La musica del chiosco in pieno centro ed il chiosco in pieno centro di per sè, sarebbero stati più che sufficienti per farmi ignorare quel artificio commerciale per turisti, ma non avevo fatto i conti con il grido di Gagoù.
Dopo aver ordinato la prima coppetta, i due ragazzi al banco, sicuramente, anche loro gay, o queer, o simpatici e basta erano diventati nostri amici e ci avevano invitat* l’uno al techno-electronic rave e l’altro ad una serata queer con musica pop 2000 tipo Beyoncè Lady Gaga Madonna e altre figlie del loro tempo, alla quale sicuramente non saremmo andat*.
La sera eravamo un solo aggettivo: stanchi. Io e Gagoù stavamo mangiando una fetta di riso (riso vecchio avanzato diventato un pezzo unico) e ci stavamo lamentando di quanto avessimo buttato via gli ultimi due giorni tra alcool, poche pochissime ore di sonno, poca pochissima acqua e troppo chilometri trascorsi a piedi, mentre bella come il sole Giulia si dimenava nel prendersi cura di noi. E’ sempre più bello lamentarsi insieme.
Domenica 23 aprile: mezza maratona.
Ecco il motivo che ci aveva spinto a rinunciare al techno-electronic rave e ad iniziare la sequela di lamentale serali.

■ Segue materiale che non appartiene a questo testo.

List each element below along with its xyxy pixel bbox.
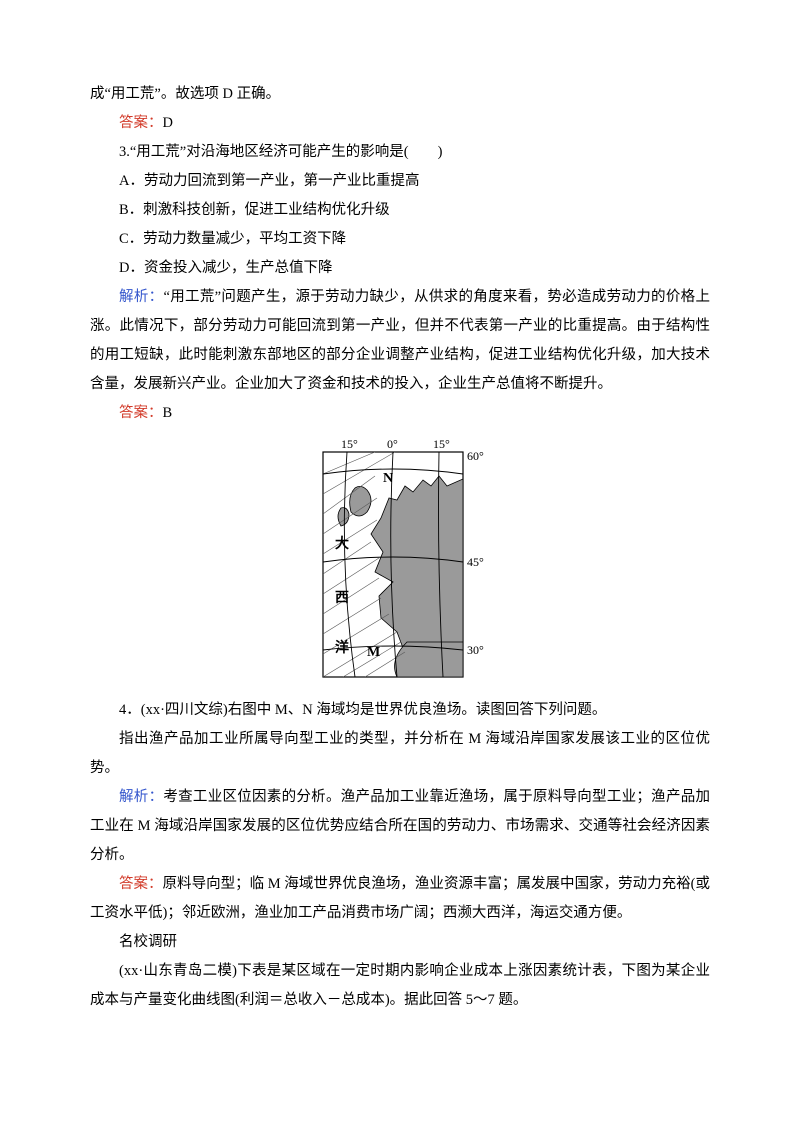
lat-label-60: 60° — [467, 449, 484, 463]
q3-analysis-text: “用工荒”问题产生，源于劳动力缺少，从供求的角度来看，势必造成劳动力的价格上涨。… — [90, 289, 710, 392]
q3-option-c: C．劳动力数量减少，平均工资下降 — [90, 225, 710, 254]
q3-option-a: A．劳动力回流到第一产业，第一产业比重提高 — [90, 167, 710, 196]
ocean-label-3: 洋 — [335, 639, 349, 656]
q2-answer: D — [163, 115, 173, 131]
ocean-label-1: 大 — [335, 535, 349, 552]
map-svg: 15° 0° 15° 60° 45° 30° 大 西 洋 N M — [305, 434, 495, 694]
label-N: N — [383, 471, 393, 486]
q3-analysis: 解析：“用工荒”问题产生，源于劳动力缺少，从供求的角度来看，势必造成劳动力的价格… — [90, 283, 710, 399]
q3-option-d: D．资金投入减少，生产总值下降 — [90, 254, 710, 283]
map-figure: 15° 0° 15° 60° 45° 30° 大 西 洋 N M — [90, 428, 710, 696]
q3-stem: 3.“用工荒”对沿海地区经济可能产生的影响是( ) — [90, 138, 710, 167]
prev-explanation-tail: 成“用工荒”。故选项 D 正确。 — [90, 80, 710, 109]
answer-label: 答案： — [119, 115, 163, 131]
analysis-label: 解析： — [119, 289, 163, 305]
lon-label-e15: 15° — [433, 437, 450, 451]
label-M: M — [367, 645, 380, 660]
q3-option-b: B．刺激科技创新，促进工业结构优化升级 — [90, 196, 710, 225]
lon-label-0: 0° — [387, 437, 398, 451]
lon-label-w15: 15° — [341, 437, 358, 451]
q4-analysis-text: 考查工业区位因素的分析。渔产品加工业靠近渔场，属于原料导向型工业；渔产品加工业在… — [90, 789, 710, 863]
q4-answer-text: 原料导向型；临 M 海域世界优良渔场，渔业资源丰富；属发展中国家，劳动力充裕(或… — [90, 876, 710, 921]
document-page: 成“用工荒”。故选项 D 正确。 答案：D 3.“用工荒”对沿海地区经济可能产生… — [0, 0, 800, 1132]
answer-label: 答案： — [119, 876, 163, 892]
lat-label-45: 45° — [467, 555, 484, 569]
q4-analysis: 解析：考查工业区位因素的分析。渔产品加工业靠近渔场，属于原料导向型工业；渔产品加… — [90, 783, 710, 870]
map-container: 15° 0° 15° 60° 45° 30° 大 西 洋 N M — [305, 434, 495, 694]
q2-answer-line: 答案：D — [90, 109, 710, 138]
q5-intro: (xx·山东青岛二模)下表是某区域在一定时期内影响企业成本上涨因素统计表，下图为… — [90, 957, 710, 1015]
ocean-label-2: 西 — [335, 590, 349, 606]
answer-label: 答案： — [119, 405, 163, 421]
q4-sub: 指出渔产品加工业所属导向型工业的类型，并分析在 M 海域沿岸国家发展该工业的区位… — [90, 725, 710, 783]
q4-stem: 4．(xx·四川文综)右图中 M、N 海域均是世界优良渔场。读图回答下列问题。 — [90, 696, 710, 725]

6:50 sveglia. Colazione improvvisata: “forse mezza banana e due noci. Dai anche due gallette. Caffè? Sicuro. Un uovo sodo: ho bisogno di proteine. Cazzo, ho mangiato troppo”, e poi vedo Conni con il suo oat meal e la sua mela: “Eat how much you feel. There aren’t rules.” Namastè Conni.
Le due ore prima della mezza maratona sembrano una gita scolastica: ci si prepara, si monta sul pullmino, si ascolta della musica, si ride, si scherza, ci si ama surfando sull’onda dell’adrenalina.
I secondi prima della mezza maratona fa freddo e si realizza che si trascorrerano le successive 2/3 ore a correre. “Me le ricordavo più divertenti le gite scolastiche”, l’Io scrivente.